Israelis protest EU delegation’s visit to planned settlement


November 16, 2020


Workers take a break before European Union officials visits the construction site for Givat Hamatos settlement in East Jerusalem, Monday, Nov. 16, 2020. The Israel Land Authority announced on its website Sunday that it had opened up tenders for more than 1,200 new homes in the settlement of Givat Hamatos, according to the Israeli anti-settlement group Peace Now. MAYA ALLERUZZO / AP PHOTO


By Moshe Edri And Joseph Krauss | The Associated Press


JERUSALEM – Israeli protesters shouted down a group of European diplomats on Monday who were visiting the site of a planned settlement expansion in east Jerusalem that would make it even harder to establish a viable Palestinian state and could anger the incoming U.S. administration.

The diplomats went to Givat Hamatos, in east Jerusalem, to voice their opposition a day after Israeli authorities announced tenders for more than 1,200 new homes.
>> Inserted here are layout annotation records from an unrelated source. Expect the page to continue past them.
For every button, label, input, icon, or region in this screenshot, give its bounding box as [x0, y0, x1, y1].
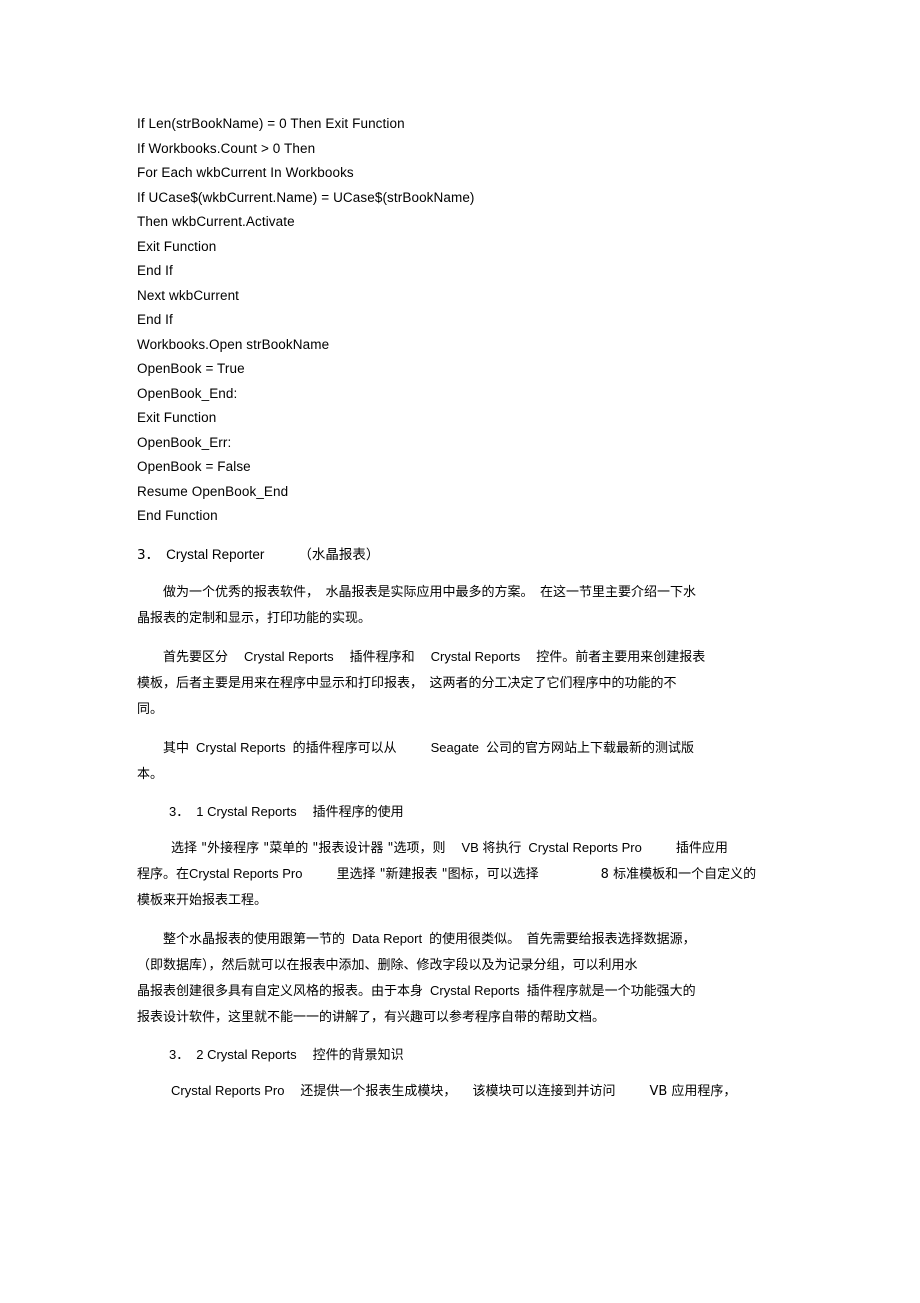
code-line: OpenBook = True: [137, 361, 245, 376]
distinguish-term-1: Crystal Reports: [244, 648, 334, 664]
code-line: Then wkbCurrent.Activate: [137, 214, 295, 229]
download-mid-2: 公司的官方网站上下载最新的测试版: [486, 740, 695, 756]
code-line: Exit Function: [137, 238, 217, 254]
download-term-2: Seagate: [430, 739, 480, 755]
intro-line-1: 做为一个优秀的报表软件， 水晶报表是实际应用中最多的方案。 在这一节里主要介绍一…: [137, 584, 697, 600]
subsection-1-label-chinese: 插件程序的使用: [312, 803, 404, 819]
subsection-2-label-chinese: 控件的背景知识: [312, 1046, 404, 1062]
code-line: OpenBook_End:: [137, 385, 238, 401]
module-seg-2: 还提供一个报表生成模块，: [300, 1083, 457, 1099]
datareport-line-1-c: 的使用很类似。 首先需要给报表选择数据源，: [429, 931, 696, 947]
code-line: OpenBook_Err:: [137, 434, 232, 450]
section-heading: 3． Crystal Reporter （水晶报表）: [137, 544, 823, 566]
subsection-1-label-latin: 1 Crystal Reports: [196, 803, 297, 819]
subsection-2-heading: 3． 2 Crystal Reports 控件的背景知识: [169, 1044, 823, 1065]
code-line: Workbooks.Open strBookName: [137, 336, 330, 352]
download-lead: 其中: [137, 740, 190, 756]
usage-line-2-c: 里选择 "新建报表 "图标，可以选择: [336, 866, 539, 882]
distinguish-line-2: 模板，后者主要是用来在程序中显示和打印报表， 这两者的分工决定了它们程序中的功能…: [137, 675, 677, 691]
download-mid-1: 的插件程序可以从: [292, 740, 397, 756]
code-line: End Function: [137, 508, 218, 523]
datareport-line-3-a: 晶报表创建很多具有自定义风格的报表。由于本身: [137, 983, 424, 999]
intro-line-2: 晶报表的定制和显示，打印功能的实现。: [137, 610, 372, 626]
download-term-1: Crystal Reports: [196, 739, 286, 755]
usage-line-3: 模板来开始报表工程。: [137, 892, 268, 908]
code-line: OpenBook = False: [137, 459, 251, 474]
datareport-line-1-b: Data Report: [352, 930, 423, 946]
module-paragraph: Crystal Reports Pro 还提供一个报表生成模块， 该模块可以连接到并…: [137, 1078, 823, 1104]
usage-seg-1: 选择 "外接程序 "菜单的 "报表设计器 "选项，则: [171, 840, 446, 856]
intro-paragraph: 做为一个优秀的报表软件， 水晶报表是实际应用中最多的方案。 在这一节里主要介绍一…: [137, 579, 823, 631]
usage-seg-2: VB 将执行: [461, 839, 522, 855]
section-title-chinese: （水晶报表）: [298, 546, 380, 563]
usage-seg-4: 插件应用: [675, 840, 728, 856]
code-line: Resume OpenBook_End: [137, 483, 289, 499]
section-title-latin: Crystal Reporter: [166, 546, 265, 562]
code-block: If Len(strBookName) = 0 Then Exit Functi…: [137, 112, 823, 529]
code-line: Next wkbCurrent: [137, 287, 240, 303]
usage-line-2-a: 程序。在: [137, 866, 190, 882]
datareport-line-4: 报表设计软件，这里就不能一一的讲解了，有兴趣可以参考程序自带的帮助文档。: [137, 1009, 606, 1025]
subsection-2-label-latin: 2 Crystal Reports: [196, 1046, 297, 1062]
datareport-line-1-a: 整个水晶报表的使用跟第一节的: [137, 931, 346, 947]
module-seg-3: 该模块可以连接到并访问: [472, 1083, 616, 1099]
code-line: If UCase$(wkbCurrent.Name) = UCase$(strB…: [137, 189, 475, 205]
distinguish-paragraph: 首先要区分 Crystal Reports 插件程序和 Crystal Reports…: [137, 644, 823, 722]
usage-paragraph: 选择 "外接程序 "菜单的 "报表设计器 "选项，则 VB 将执行 Crystal …: [137, 835, 823, 913]
usage-seg-3: Crystal Reports Pro: [528, 839, 642, 855]
code-line: For Each wkbCurrent In Workbooks: [137, 165, 354, 180]
distinguish-lead: 首先要区分: [137, 649, 229, 665]
subsection-1-heading: 3． 1 Crystal Reports 插件程序的使用: [169, 801, 823, 822]
subsection-1-number: 3．: [169, 803, 190, 819]
distinguish-term-2: Crystal Reports: [430, 648, 521, 664]
distinguish-mid-2: 控件。前者主要用来创建报表: [536, 649, 706, 665]
code-line: Exit Function: [137, 410, 217, 425]
subsection-2-number: 3．: [169, 1046, 190, 1062]
document-content: If Len(strBookName) = 0 Then Exit Functi…: [137, 112, 823, 1104]
module-seg-1: Crystal Reports Pro: [171, 1082, 285, 1098]
download-paragraph: 其中 Crystal Reports 的插件程序可以从 Seagate 公司的官方网站上…: [137, 735, 823, 787]
document-page: If Len(strBookName) = 0 Then Exit Functi…: [0, 0, 920, 1303]
datareport-paragraph: 整个水晶报表的使用跟第一节的 Data Report 的使用很类似。 首先需要给报表…: [137, 926, 823, 1030]
usage-line-2-b: Crystal Reports Pro: [189, 865, 303, 881]
datareport-line-3-c: 插件程序就是一个功能强大的: [526, 983, 696, 999]
datareport-line-3-b: Crystal Reports: [430, 982, 520, 998]
datareport-line-2: （即数据库），然后就可以在报表中添加、删除、修改字段以及为记录分组，可以利用水: [137, 957, 638, 973]
code-line: End If: [137, 312, 173, 327]
distinguish-line-3: 同。: [137, 701, 164, 717]
code-line: If Workbooks.Count > 0 Then: [137, 140, 316, 156]
code-line: If Len(strBookName) = 0 Then Exit Functi…: [137, 116, 405, 131]
usage-line-2-d: 8 标准模板和一个自定义的: [600, 866, 757, 882]
code-line: End If: [137, 263, 173, 278]
module-seg-4: VB 应用程序，: [649, 1083, 737, 1099]
distinguish-mid-1: 插件程序和: [349, 649, 415, 665]
download-line-2: 本。: [137, 766, 164, 782]
section-number: 3．: [137, 546, 160, 563]
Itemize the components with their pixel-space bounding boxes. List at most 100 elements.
The new construction would further sever east Jerusalem from the nearby Palestinian town of Bethlehem and the southern West Bank.

They were met by around 50 right-wing protesters who waved Israeli flags and chanted “EU, shame on you!” The protesters chanted so loudly that members of the delegation were unable to deliver public statements and had to relocate to another part of the city.

Sven Kühn von Burgsdorf, the EU representative to the Palestinian territories, said the planned settlement expansion “gives some observers the impression” that Israel is trying to create “facts on the ground” before President-elect Joe Biden assumes office in January.

“It’s very important to demonstrate unity in the international community that any such project, any such construction, which is illegal under international law, cannot go forward,” he said.

Israeli Prime Minister Benjamin Netanyahu’s office did not immediately respond to a request for comment.

The Palestinians want a future state that includes east Jerusalem and the West Bank — territories occupied by Israel in the 1967 war — and view settlements as a major obstacle to peace. With nearly 500,000 settlers now living in the West Bank, and over 220,000 more in east Jerusalem, the Palestinians say the chances of establishing their state are quickly dwindling.

Israel has long dismissed international criticism of settlement activity, but the decision to move ahead with construction at Givat Hamatos could strain ties with Biden, who is opposed to settlement expansion and hopes to revive negotiations on a two-state solution.

President Donald Trump has given unprecedented support to Israel, including by abandoning the decades-old U.S. position that settlements are illegitimate. U.S. Secretary of State Mike Pompeo plans to visit a Jewish settlement in the occupied West Bank later this week in a stunning departure from his predecessors, who often spoke out against settlement construction.

Earlier on Monday, the U.N.’s Mideast envoy said he was “very concerned” by Israel’s decision to advance construction in Givat Hamatos.

“It would significantly damage prospects for a future contiguous Palestinian State and for achieving a negotiated two-state solution based on the 1967 lines, with Jerusalem as the capital of both states,“ Nickolay Mladenov, the U.N. envoy to the Middle East peace process, said in a statement.

“Settlement construction is illegal under international law and I call on the authorities to reverse this step.”

Peace Now, an Israeli anti-settlement group that closely tracks settlement activity, said Sunday’s move allows contractors to begin bidding on the tenders, a process that will conclude just days before Biden’s Jan. 20 inauguration. Construction could then begin within months.

“The construction here may bury the chances for peace,” said Hagit Ofran, an expert on the settlements at Peace Now who accompanied the EU delegation. “We are here to protest and call for all the world to stop it, because it’s not only for Israel, it’s for the whole world.”